Asintió rápidamente, aunque podía ver que mis palabras no le habían quitado el miedo de encima. Los otros cadetes intercambiaron miradas incómodas, pero ninguno dijo nada. El silencio volvió a apoderarse de la lancha.
El río se volvía más estrecho, más oscuro, a medida que nos adentrábamos en la selva. Las sombras de los árboles caían sobre nosotros como garras alargadas, y el aire se volvía más denso, más pesado.
Finalmente llegamos a Urrai, dos de los pobladores se acercaron a nosotros batiendo un pañuelo blanco en el aire.
—General, bienvenido, vengan, los llevaré a la choza donde podrán pasar la noche.
El calor y la humedad eran insoportables, pero no era eso lo que me incomodaba. Había algo en esta selva, algo que no podía ignorar del todo. El silencio era pesado, opresivo, como si el aire mismo estuviera cargado con algo antiguo y peligroso. Mis botas crujieron sobre el suelo fangoso mientras mis ojos barrían el lugar. Las pocas chozas de madera que formaban el poblado parecían abandonadas o, peor aún, olvidadas por completo.
En cuanto nos dejó dentro de la choza se retiraron con prisa, casi como si desearan correr a ponerse a buen recaudo. Dentro, nosotros nos tumbamos encima del piso, tomé la pequeña radio que tenía dentro de mi bolsillo, pero al encenderla nada pasó, le di un par de golpes y esta simplemente dejó de funcionar, aunque antes de partir la había usado sin ningún problema.

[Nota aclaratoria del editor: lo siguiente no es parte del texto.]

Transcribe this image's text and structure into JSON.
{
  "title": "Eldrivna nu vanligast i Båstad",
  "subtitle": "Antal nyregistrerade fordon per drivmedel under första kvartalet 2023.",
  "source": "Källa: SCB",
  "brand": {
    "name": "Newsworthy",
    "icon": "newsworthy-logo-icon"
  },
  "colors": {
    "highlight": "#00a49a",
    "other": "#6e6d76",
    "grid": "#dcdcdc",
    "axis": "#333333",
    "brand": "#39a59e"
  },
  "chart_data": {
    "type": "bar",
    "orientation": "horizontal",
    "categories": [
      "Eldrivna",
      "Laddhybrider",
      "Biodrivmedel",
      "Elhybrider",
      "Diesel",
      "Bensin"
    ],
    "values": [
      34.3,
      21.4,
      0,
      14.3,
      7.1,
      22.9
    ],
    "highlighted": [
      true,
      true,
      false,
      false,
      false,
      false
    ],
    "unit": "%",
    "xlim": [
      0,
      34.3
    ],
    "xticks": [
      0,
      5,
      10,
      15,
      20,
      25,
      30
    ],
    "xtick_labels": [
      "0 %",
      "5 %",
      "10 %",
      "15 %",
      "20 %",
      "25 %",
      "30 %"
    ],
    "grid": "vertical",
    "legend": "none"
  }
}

—Esta basura, sabía que no debí comprarla.
—Es la selva, general —escucho que dice Vargas, quien se encontraba cerca de nosotros—. La selva juega malas pasadas.
—No sea idiota Vargas —respondí, ya cansado de su paranoia.
Los demás cadetes solo me miraron, uno de ellos se quedó montando guardia y los demás aprovechamos para poder descansar un poco, pero simplemente no podía dormir, mientras los minutos pasaban los sonidos de la selva se hicieron cada vez más intensos.